Red Lights, Cameras, Cash,

One of my business teachers in college said something resembling; there is not a problem you will have in your career that can't be made better by throwing enough money at it. He was trying to impress upon us that we had to use negotiation, tact, diplomacy, and creativity to find a remedy. At the time it seemed profound and powerful.  Since then it has become obvious that often money does not fix things and in the end can cause more problems than it solves.

In a medium sized city in the Midwest the decision was made install red light cameras.  A company that installs and monitors red light cameras hired a lobbyist to convince local authorities to strongly consider using its services. And they did.  Nobody really had any problem with that. 

When somebody ran a red light at the wrong intersection a camera would snap a photo of the license plate, and somebody would send a ticket to the owner of that car.  $95.00 later things were resolved. The company was making some money, the city was making some money, and people were throwing statistics around showing that red light cameras were either a great thing, saving lives, and reducing accidents, or an awful, creeping invasion of privacy, big brother using his vast resources to reach into the lives of innocent people.

The group in favor of red light cameras won the first round.  It was decided that if a little is good, a lot would be great (not really surprising).  And the company gave the lobbyist more money and he tried to convince people to let the same company install and monitor the additional cameras. They did, more were installed, and things were proceeding nicely, for the supporters of red light cameras and the stake holders at the company.
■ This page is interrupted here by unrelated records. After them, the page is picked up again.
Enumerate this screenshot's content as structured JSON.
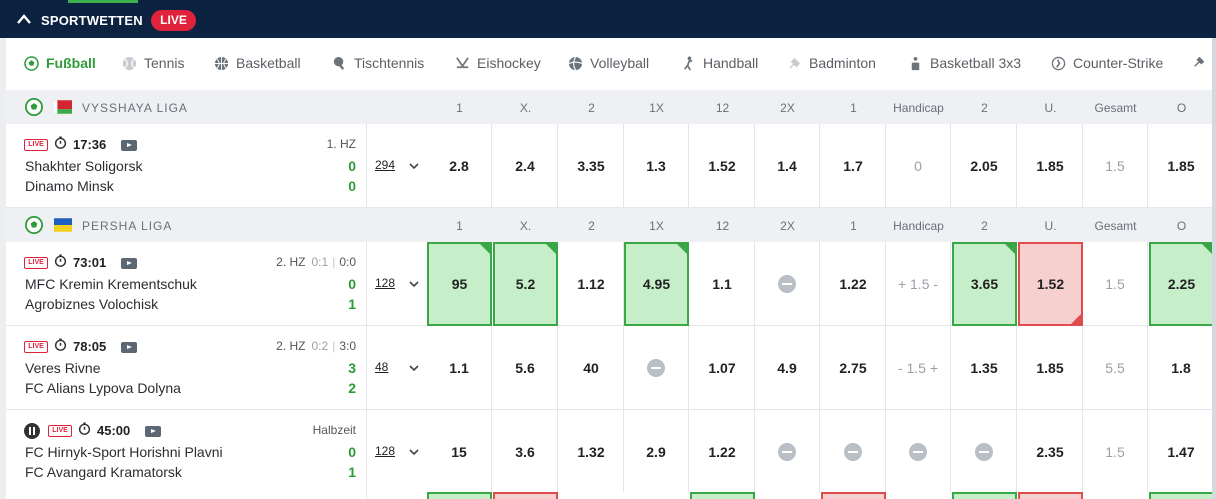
{
  "header": {
    "title": "SPORTWETTEN",
    "live_badge": "LIVE"
  },
  "sports": [
    {
      "label": "Fußball",
      "icon": "football-icon",
      "active": true
    },
    {
      "label": "Tennis",
      "icon": "tennis-ball-icon"
    },
    {
      "label": "Basketball",
      "icon": "basketball-icon"
    },
    {
      "label": "Tischtennis",
      "icon": "table-tennis-icon"
    },
    {
      "label": "Eishockey",
      "icon": "ice-hockey-icon"
    },
    {
      "label": "Volleyball",
      "icon": "volleyball-icon"
    },
    {
      "label": "Handball",
      "icon": "handball-icon"
    },
    {
      "label": "Badminton",
      "icon": "badminton-icon"
    },
    {
      "label": "Basketball 3x3",
      "icon": "basketball-3x3-icon"
    },
    {
      "label": "Counter-Strike",
      "icon": "counter-strike-icon"
    }
  ],
  "market_columns": [
    "1",
    "X.",
    "2",
    "1X",
    "12",
    "2X",
    "1",
    "Handicap",
    "2",
    "U.",
    "Gesamt",
    "O"
  ],
  "colors": {
    "accent": "#3cb04a",
    "navy": "#0b2340",
    "live": "#e0233a",
    "up": "#39a746",
    "down": "#e04b4b"
  },
  "leagues": [
    {
      "name": "VYSSHAYA LIGA",
      "flag": "belarus-flag",
      "matches": [
        {
          "live": "LIVE",
          "time": "17:36",
          "period": "1. HZ",
          "halftime": "",
          "score_now": "",
          "paused": false,
          "home": "Shakhter Soligorsk",
          "away": "Dinamo Minsk",
          "home_score": "0",
          "away_score": "0",
          "more": "294",
          "odds": [
            {
              "v": "2.8"
            },
            {
              "v": "2.4"
            },
            {
              "v": "3.35"
            },
            {
              "v": "1.3"
            },
            {
              "v": "1.52"
            },
            {
              "v": "1.4"
            },
            {
              "v": "1.7"
            },
            {
              "v": "0",
              "d": 1
            },
            {
              "v": "2.05"
            },
            {
              "v": "1.85"
            },
            {
              "v": "1.5",
              "d": 1
            },
            {
              "v": "1.85"
            }
          ]
        }
      ]
    },
    {
      "name": "PERSHA LIGA",
      "flag": "ukraine-flag",
      "matches": [
        {
          "live": "LIVE",
          "time": "73:01",
          "period": "2. HZ",
          "halftime": "0:1",
          "score_now": "0:0",
          "paused": false,
          "home": "MFC Kremin Krementschuk",
          "away": "Agrobiznes Volochisk",
          "home_score": "0",
          "away_score": "1",
          "more": "128",
          "odds": [
            {
              "v": "95",
              "s": "up"
            },
            {
              "v": "5.2",
              "s": "up"
            },
            {
              "v": "1.12"
            },
            {
              "v": "4.95",
              "s": "up"
            },
            {
              "v": "1.1"
            },
            {
              "v": "",
              "lock": 1
            },
            {
              "v": "1.22"
            },
            {
              "v": "+ 1.5 -",
              "d": 1
            },
            {
              "v": "3.65",
              "s": "up"
            },
            {
              "v": "1.52",
              "s": "down"
            },
            {
              "v": "1.5",
              "d": 1
            },
            {
              "v": "2.25",
              "s": "up"
            }
          ]
        },
        {
          "live": "LIVE",
          "time": "78:05",
          "period": "2. HZ",
          "halftime": "0:2",
          "score_now": "3:0",
          "paused": false,
          "home": "Veres Rivne",
          "away": "FC Alians Lypova Dolyna",
          "home_score": "3",
          "away_score": "2",
          "more": "48",
          "odds": [
            {
              "v": "1.1"
            },
            {
              "v": "5.6"
            },
            {
              "v": "40"
            },
            {
              "v": "",
              "lock": 1
            },
            {
              "v": "1.07"
            },
            {
              "v": "4.9"
            },
            {
              "v": "2.75"
            },
            {
              "v": "- 1.5 +",
              "d": 1
            },
            {
              "v": "1.35"
            },
            {
              "v": "1.85"
            },
            {
              "v": "5.5",
              "d": 1
            },
            {
              "v": "1.8"
            }
          ]
        },
        {
          "live": "LIVE",
          "time": "45:00",
          "period": "Halbzeit",
          "halftime": "",
          "score_now": "",
          "paused": true,
          "home": "FC Hirnyk-Sport Horishni Plavni",
          "away": "FC Avangard Kramatorsk",
          "home_score": "0",
          "away_score": "1",
          "more": "128",
          "odds": [
            {
              "v": "15"
            },
            {
              "v": "3.6"
            },
            {
              "v": "1.32"
            },
            {
              "v": "2.9"
            },
            {
              "v": "1.22"
            },
            {
              "v": "",
              "lock": 1
            },
            {
              "v": "",
              "lock": 1
            },
            {
              "v": "",
              "lock": 1
            },
            {
              "v": "",
              "lock": 1
            },
            {
              "v": "2.35"
            },
            {
              "v": "1.5",
              "d": 1
            },
            {
              "v": "1.47"
            }
          ]
        }
      ]
    }
  ]
}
Unfortunately, the second round was won by the people who object to the omnipresent technological demons mounted at the intersections.  They were hooded, and left blinded, shamed examples of government power run amok.

But, that did not end the story, now they are going after the lobbyist. He is a man who has spent a considerable part of his adult life in public service, and has made many friends among local politicians, officials and people in power. Really, an ideal lobbyist, he knows what buttons to push and which people are likely to be swayed.  There is no proof he did anything illegal, but, at least right now he is on the side that lost.

So, Mr. Waltz, it seems that not every problem can be solved with the liberal application of cash. Lobbyists take money from interested parties, provide transportation and care, eventually handing it  another group of people. Then they will say something, casually, and without much emphasis, for example, "oh, by the way the people who gave me that money would like to be able to build a factory by that park, and might need a few of the trees cut down for so they have a place to store the toxic waste. But, they just wanted a deserving soul to have that money, there is no pressure."